The drop in income and loss of work hours were the deal when I stepped away from an untenable work role and back into the role of counsellor. It may seem like an unorthodox approach to a stressful situation but now I am enjoying benefits that outweigh the losses.
Back then I worked a nine day fortnight, having every second Monday off. To fulfil the organisations requirement that a level of supervision is present at all times, I now cover two desks, working alternate Mondays and alternate Fridays. Not only am I now working less hours but I get to work on my own for the two days I am covering the desks of others. For an introvert this is about as close as one gets to office nirvana.
Those are the mornings I bounce out of bed, motivated and propelled through the morning routine with frisky sprightliness and brimful of positivity. I am wide awake and ready for the day and it only took fifteen minutes to decide which clothes to wear, but that’s another blog. There is no one bustling into the office every five minutes boisterously (unproductively) multi-tasking at great speed; there is no thumping up and down the stairs, calling from one office to the next or standing behind me hoping I’ll end the phone call.

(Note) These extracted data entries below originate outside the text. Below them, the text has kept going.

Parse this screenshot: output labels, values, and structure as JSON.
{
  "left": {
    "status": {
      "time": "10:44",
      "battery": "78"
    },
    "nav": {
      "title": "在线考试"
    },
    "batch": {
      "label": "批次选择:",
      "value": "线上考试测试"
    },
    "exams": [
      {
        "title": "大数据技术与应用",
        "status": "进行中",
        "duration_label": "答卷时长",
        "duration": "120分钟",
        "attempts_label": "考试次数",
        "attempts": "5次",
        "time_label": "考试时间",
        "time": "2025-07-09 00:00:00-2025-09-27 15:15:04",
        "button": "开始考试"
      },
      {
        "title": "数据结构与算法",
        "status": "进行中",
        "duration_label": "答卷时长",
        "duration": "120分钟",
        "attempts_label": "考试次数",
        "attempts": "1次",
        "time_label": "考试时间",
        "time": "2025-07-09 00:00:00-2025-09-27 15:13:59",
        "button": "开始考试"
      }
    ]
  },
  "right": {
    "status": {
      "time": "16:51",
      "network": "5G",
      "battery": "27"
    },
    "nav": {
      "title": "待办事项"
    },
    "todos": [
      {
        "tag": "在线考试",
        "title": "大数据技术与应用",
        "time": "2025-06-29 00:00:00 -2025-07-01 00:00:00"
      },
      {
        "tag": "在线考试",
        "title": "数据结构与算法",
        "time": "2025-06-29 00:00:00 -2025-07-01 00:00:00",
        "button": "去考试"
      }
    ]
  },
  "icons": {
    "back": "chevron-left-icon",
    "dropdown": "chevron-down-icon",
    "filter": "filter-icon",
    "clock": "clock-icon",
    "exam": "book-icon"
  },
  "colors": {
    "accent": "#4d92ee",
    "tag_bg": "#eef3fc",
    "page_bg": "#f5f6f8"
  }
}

I am no hermit and definitely not anti-social and can be the clown and humorously gregarious. However, I am generally more energised and focussed when I am left to work alone, which is not to say I do not enjoy being part of a team, as long as space is given to both collaborative and individual rumination. Left to my own devices I am inclined to lateral thinking and being creative.
As an introvert feeler I have no inclination to be an office politician which is just as well because at any given time more than half the office are jousting, flexing assertiveness, ambition and the need for power. Exhausting. Meanwhile, my profound sense of idealism, derived from a strong personal morality, gives me an idealistic perception of the world as an honourable place. Well, someone has to think that way. No?
The upside of ‘downsizing’ my job has been the creation of two days of introvert office bliss in the midst of which the tasks get ticked off, innovative ideas spring to mind and there is lots of peace and quiet to think d-e-e-p-l-y. My stress levels have decreased. When I become overwhelmed (usually by noise and chaos) my mind spins, I can’t think straight, become critical of myself and others, feel hopeless and helpless, find it well nigh impossible to remain ‘in the moment’ and float off into la-la land where everything is over-analysed and super-sized-me-up (with fries).
Less stress and a healthier work environment have helped me reconnect with my values and from there springs a fulfilment that was not evident in my previous role. Sometimes taking a bite out of the humble pie is less onerous than the consequences.
Your turn. Have you been in a situation where you have taken a step back from a situation to find you have benefitted in surprising ways?